Individual Income Taxes.—A State may tax annually the entire net income of resident individuals from whatever source received,470 as jurisdiction is founded upon the rights and privileges incident to domicile. A State may also tax the portion of a non-resident's net income which is derived from property owned, and from any business, trade, or profession carried on, by him within its borders,471 based upon the State's dominion over the property or activity from which it is derived and the obligation to contribute to the support of a government which secures the collection of such income. Accordingly, a State may tax residents on income from rents of land located outside the State; from interest on bonds physically without the State and secured by mortgage upon lands similarly situated;472 and from a trust created and administered in another State, and not directly taxable to the trustee.473 Further, the fact that another State has lawfully taxed identical income in the hands of trustees operating therein does not necessarily destroy a domiciliary State's right to tax the receipt of income by a resident beneficiary.474
470 Lawrence v.
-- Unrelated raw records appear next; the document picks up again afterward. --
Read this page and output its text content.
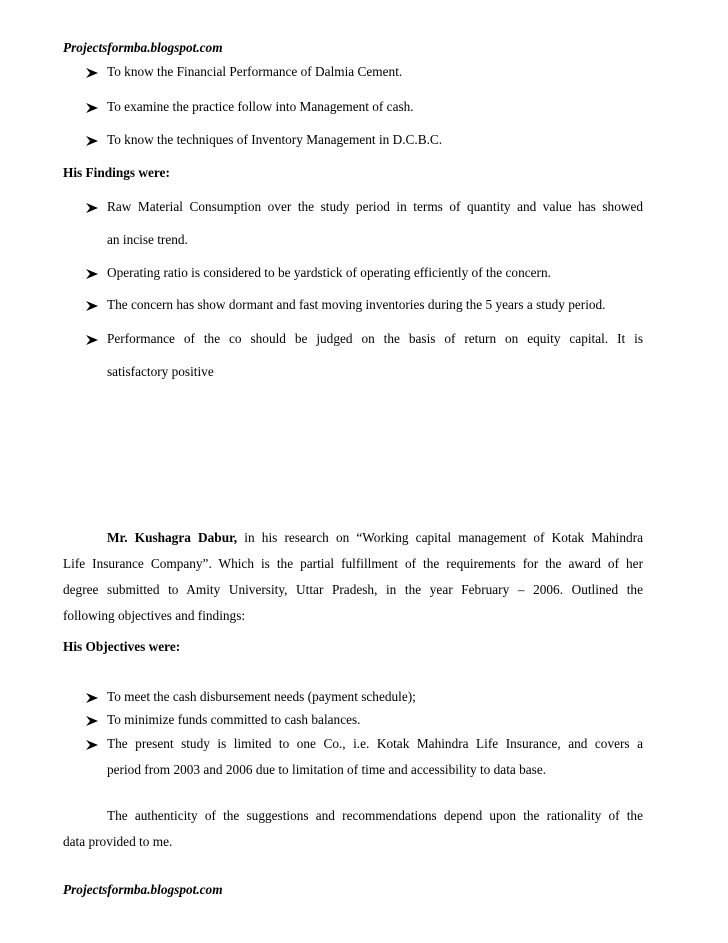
Projectsformba.blogspot.com
To know the Financial Performance of Dalmia Cement.
To examine the practice follow into Management of cash.
To know the techniques of Inventory Management in D.C.B.C.
His Findings were:
Raw Material Consumption over the study period in terms of quantity and value has showed
an incise trend.
Operating ratio is considered to be yardstick of operating efficiently of the concern.
The concern has show dormant and fast moving inventories during the 5 years a study period.
Performance of the co should be judged on the basis of return on equity capital. It is
satisfactory positive
Mr. Kushagra Dabur, in his research on “Working capital management of Kotak Mahindra
Life Insurance Company”. Which is the partial fulfillment of the requirements for the award of her
degree submitted to Amity University, Uttar Pradesh, in the year February – 2006. Outlined the
following objectives and findings:
His Objectives were:
To meet the cash disbursement needs (payment schedule);
To minimize funds committed to cash balances.
The present study is limited to one Co., i.e. Kotak Mahindra Life Insurance, and covers a
period from 2003 and 2006 due to limitation of time and accessibility to data base.
The authenticity of the suggestions and recommendations depend upon the rationality of the
data provided to me.
Projectsformba.blogspot.com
State Tax Comm'n, 286 U.S. 276 (1932).
471 Shaffer v. Carter, 252 U.S. 37 (1920); Travis v. Yale & Towne Mfg. Co., 252 U.S. 60 (1920).
472 New York ex rel. Cohn v. Graves, 300 U.S. 308 (1937).
473 Maguire v. Trefy, 253 U.S. 12 (1920).
474 Guaranty Trust Co. v. Virginia, 305 U.S. 19, 23 (1938). Likewise, even though a nonresident does no business within a State, the latter may tax the profits realized by the nonresident upon his sale of a right appurtenant to membership in a stock exchange within its borders. New York ex. rel. Whitney v. Graves, 299 U.S. 366 (1937).